Campanha nacional da Sobrasa visa reduzir o índice de mortes por afogamento de crianças no Brasil.
(Imagem: Antonio Cruz/Agência Brasil)
Uma realidade silenciosa e devastadora afeta centenas de famílias brasileiras todos os anos: o afogamento. De acordo com dados recentes da Sociedade Brasileira de Salvamento Aquático (Sobrasa), o Brasil registra, em média, quatro mortes diárias de crianças por afogamento. O número assustador serve como pano de fundo para o lançamento de uma campanha nacional de conscientização, que busca reverter uma estatística em que a negligência e a falta de informação são os principais vilões.
A vulnerabilidade varia com a idade, mas o perigo é constante. Entre crianças de 1 a 4 anos, o afogamento representa a segunda maior causa de mortes acidentais no país. Na faixa de 5 a 9 anos, o problema figura como a terceira causa, enquanto dos 10 aos 24 anos, ocupa o quarto lugar. Esses números mostram que o risco acompanha o crescimento dos jovens, mudando apenas o cenário do perigo.

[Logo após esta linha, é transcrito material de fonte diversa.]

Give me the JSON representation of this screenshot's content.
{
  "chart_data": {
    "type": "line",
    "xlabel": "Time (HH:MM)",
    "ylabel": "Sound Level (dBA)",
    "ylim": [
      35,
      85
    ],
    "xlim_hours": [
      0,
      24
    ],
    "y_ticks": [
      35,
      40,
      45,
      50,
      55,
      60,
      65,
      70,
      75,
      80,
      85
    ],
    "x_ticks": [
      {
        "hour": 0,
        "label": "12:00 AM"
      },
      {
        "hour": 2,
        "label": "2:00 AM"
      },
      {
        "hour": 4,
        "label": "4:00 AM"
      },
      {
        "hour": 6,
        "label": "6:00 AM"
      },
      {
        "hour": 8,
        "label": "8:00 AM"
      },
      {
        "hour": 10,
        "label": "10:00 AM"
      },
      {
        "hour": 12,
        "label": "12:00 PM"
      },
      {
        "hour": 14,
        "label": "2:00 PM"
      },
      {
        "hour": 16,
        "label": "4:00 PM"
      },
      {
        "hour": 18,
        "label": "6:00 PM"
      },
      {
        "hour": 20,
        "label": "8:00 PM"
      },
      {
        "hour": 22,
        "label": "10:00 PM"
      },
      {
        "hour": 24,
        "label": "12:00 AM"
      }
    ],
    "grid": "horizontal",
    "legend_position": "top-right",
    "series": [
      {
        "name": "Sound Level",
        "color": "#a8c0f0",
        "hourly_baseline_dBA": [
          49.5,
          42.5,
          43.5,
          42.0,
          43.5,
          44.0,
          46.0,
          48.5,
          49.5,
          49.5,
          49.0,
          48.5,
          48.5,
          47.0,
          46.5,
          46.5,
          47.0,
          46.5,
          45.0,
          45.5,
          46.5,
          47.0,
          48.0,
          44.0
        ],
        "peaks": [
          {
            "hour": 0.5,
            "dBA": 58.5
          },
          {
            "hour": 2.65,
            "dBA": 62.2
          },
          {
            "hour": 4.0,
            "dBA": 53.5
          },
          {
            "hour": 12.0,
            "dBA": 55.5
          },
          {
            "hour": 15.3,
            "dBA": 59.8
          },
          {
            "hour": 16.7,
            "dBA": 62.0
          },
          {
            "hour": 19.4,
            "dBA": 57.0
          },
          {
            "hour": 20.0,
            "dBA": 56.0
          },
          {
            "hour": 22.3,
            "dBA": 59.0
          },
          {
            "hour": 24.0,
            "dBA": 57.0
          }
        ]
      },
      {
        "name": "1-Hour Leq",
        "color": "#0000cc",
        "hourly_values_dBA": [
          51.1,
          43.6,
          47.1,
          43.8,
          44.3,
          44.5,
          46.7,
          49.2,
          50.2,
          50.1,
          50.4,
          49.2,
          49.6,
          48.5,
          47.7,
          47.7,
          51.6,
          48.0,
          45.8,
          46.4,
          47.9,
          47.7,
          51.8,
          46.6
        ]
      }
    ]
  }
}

O perigo mora ao lado: os acidentes domésticos
Muitos associam o risco de afogamento exclusivamente a praias e grandes rios, mas a realidade prática aponta para uma direção muito mais próxima. Segundo a Sobrasa, metade dos afogamentos envolvendo crianças ocorre dentro de casa. Locais comuns do cotidiano, como piscinas residenciais, banheiras, máquinas de lavar, vasos sanitários e até mesmo baldes ou caixas d'água destampadas, tornam-se armadilhas letais em poucos segundos de distração.
O presidente da Sobrasa, coronel Fábio Braga, do Corpo de Bombeiros do Rio de Janeiro, enfatiza que o período de férias escolares exige atenção triplicada. "Até 95% dos afogamentos poderiam ser evitados através de educação e informação", alerta o especialista. A supervisão de um adulto deve ser ativa e ininterrupta — a distância de um braço é a regra de ouro quando os pequenos estão perto da água.
Prevenção prática salva vidas
Para mudar esse cenário, especialistas reforçam a necessidade de adotar barreiras físicas de segurança. Em casas com piscina, a instalação de cercas ou grades de proteção com trancas automáticas é fundamental. Além disso, manter baldes e bacias vazios após o uso, manter a tampa do vaso sanitário fechada e isolar o acesso à área de serviço são atitudes simples que evitam tragédias irreparáveis.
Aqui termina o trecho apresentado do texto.